The expansion propensity model is the offensive complement to the defensive churn model. Together they cover the full NRR lifecycle: Retain + Expand. The model targets Customer Success and Sales teams who need to identify accounts with genuine upgrade intent, distinguish them from accounts that look active but are actually churning, and prioritise outreach by expected ARR uplift.

Features (22 total)¶

Base churn features (16) — reused from `mart_customer_churn_features`¶

Feature	Type	Description
`mrr`	numeric	Monthly Recurring Revenue (USD)
`tenure_days`	numeric	Days since signup
`total_events`	numeric	Lifetime product event count
`events_last_30d`	numeric	Product activity last 30 days
`events_last_7d`	numeric	Product activity last 7 days
`avg_adoption_score`	numeric	Average feature adoption score
`days_since_last_event`	numeric	Recency of last product interaction
`retention_signal_count`	numeric	High-value events (API, integrations, monitoring)
`integration_connects_first_30d`	numeric	Integrations in onboarding window
`tickets_last_30d`	numeric	Support tickets last 30 days
`high_priority_tickets`	numeric	Lifetime high/critical ticket count
`avg_resolution_hours`	numeric	Average ticket resolution time
`is_early_stage`	binary	In first 90 days of tenure
`activated_at_30d`	binary	≥3 integration connects in first 30 days (2.7× lower churn, log-rank p<0.001)
`plan_tier`	categorical	free / starter / growth / enterprise / custom
`industry`	categorical	Industry vertical

Expansion-specific signals (6) — from `mart_customer_expansion_features`¶

#	Feature	Type	Description	Business meaning
16	`premium_feature_trials_30d`	numeric	`premium_feature_trial` events last 30d	Customers trialing capabilities above their tier
17	`feature_request_tickets_90d`	numeric	Feature request tickets last 90d	Asking for capabilities they don't have yet
18	`has_open_expansion_opp`	binary	Active expansion GTM opportunity	Sales team already sees upgrade signal
19	`expansion_opp_amount`	numeric	USD value of open expansion opp	Dollar size of Sales-identified opportunity
20	`mrr_tier_ceiling_pct`	numeric [0,1]	(MRR − floor) / (ceiling − floor)	How close MRR is to the top of current tier.
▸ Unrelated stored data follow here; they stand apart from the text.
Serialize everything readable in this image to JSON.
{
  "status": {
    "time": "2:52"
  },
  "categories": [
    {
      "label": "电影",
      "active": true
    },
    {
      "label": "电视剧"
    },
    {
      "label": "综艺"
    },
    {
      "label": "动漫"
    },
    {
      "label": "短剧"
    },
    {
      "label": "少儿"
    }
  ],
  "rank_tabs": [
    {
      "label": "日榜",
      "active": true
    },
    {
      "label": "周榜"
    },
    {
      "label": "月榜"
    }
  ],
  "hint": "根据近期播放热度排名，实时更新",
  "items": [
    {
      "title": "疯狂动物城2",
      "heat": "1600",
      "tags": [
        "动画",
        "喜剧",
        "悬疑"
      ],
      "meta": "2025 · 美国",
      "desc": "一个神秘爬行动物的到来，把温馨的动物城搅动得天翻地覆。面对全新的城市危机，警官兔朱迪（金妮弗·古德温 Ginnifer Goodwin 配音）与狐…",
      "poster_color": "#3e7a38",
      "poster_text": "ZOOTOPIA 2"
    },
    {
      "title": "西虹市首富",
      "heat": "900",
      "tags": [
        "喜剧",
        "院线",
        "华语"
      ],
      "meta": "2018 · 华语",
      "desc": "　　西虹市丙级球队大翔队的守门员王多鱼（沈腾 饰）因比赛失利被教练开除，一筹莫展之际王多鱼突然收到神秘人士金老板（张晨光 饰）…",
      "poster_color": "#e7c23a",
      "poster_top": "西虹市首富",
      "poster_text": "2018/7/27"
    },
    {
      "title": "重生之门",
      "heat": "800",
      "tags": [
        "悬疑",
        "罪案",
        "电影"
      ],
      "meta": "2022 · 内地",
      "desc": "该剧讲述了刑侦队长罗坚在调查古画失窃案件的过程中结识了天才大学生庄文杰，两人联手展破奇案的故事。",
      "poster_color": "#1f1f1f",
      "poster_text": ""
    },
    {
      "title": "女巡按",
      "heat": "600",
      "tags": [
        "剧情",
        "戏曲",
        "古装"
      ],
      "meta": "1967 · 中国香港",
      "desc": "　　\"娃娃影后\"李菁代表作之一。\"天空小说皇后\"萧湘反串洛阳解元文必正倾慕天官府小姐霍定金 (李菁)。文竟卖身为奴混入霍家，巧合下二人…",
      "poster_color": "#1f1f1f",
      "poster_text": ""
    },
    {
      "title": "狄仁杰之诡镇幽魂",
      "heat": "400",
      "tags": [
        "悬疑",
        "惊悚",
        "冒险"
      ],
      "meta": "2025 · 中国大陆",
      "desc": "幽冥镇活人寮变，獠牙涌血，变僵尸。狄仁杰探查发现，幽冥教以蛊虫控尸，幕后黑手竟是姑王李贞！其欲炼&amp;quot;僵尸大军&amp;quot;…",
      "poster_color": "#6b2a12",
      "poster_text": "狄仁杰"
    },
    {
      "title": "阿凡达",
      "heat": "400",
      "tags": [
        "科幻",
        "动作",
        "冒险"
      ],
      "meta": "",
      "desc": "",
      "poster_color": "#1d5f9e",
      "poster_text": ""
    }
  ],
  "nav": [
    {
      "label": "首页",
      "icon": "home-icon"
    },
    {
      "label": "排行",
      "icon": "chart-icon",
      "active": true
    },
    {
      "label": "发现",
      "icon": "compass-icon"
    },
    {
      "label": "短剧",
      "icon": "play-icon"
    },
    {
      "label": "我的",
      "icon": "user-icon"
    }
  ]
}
FREE tier: always 0.0
21	`feature_limit_hit_30d`	numeric	`feature_limit_hit` events last 30d	Primary free-tier signal — customer has hit a data-sharing/export limit

Feature 21 rationale: For free-tier customers, mrr_tier_ceiling_pct is always 0.0 (no MRR). feature_limit_hit_30d provides a direct behavioural signal that the customer has outgrown their tier. CS practitioners report 38–45% conversion when contacting free customers who hit limits during active audit cycles (see docs/stakeholder-notes.md Section 5.1).

Leakage Guard¶

has_open_expansion_opp must NOT be the #1 SHAP feature.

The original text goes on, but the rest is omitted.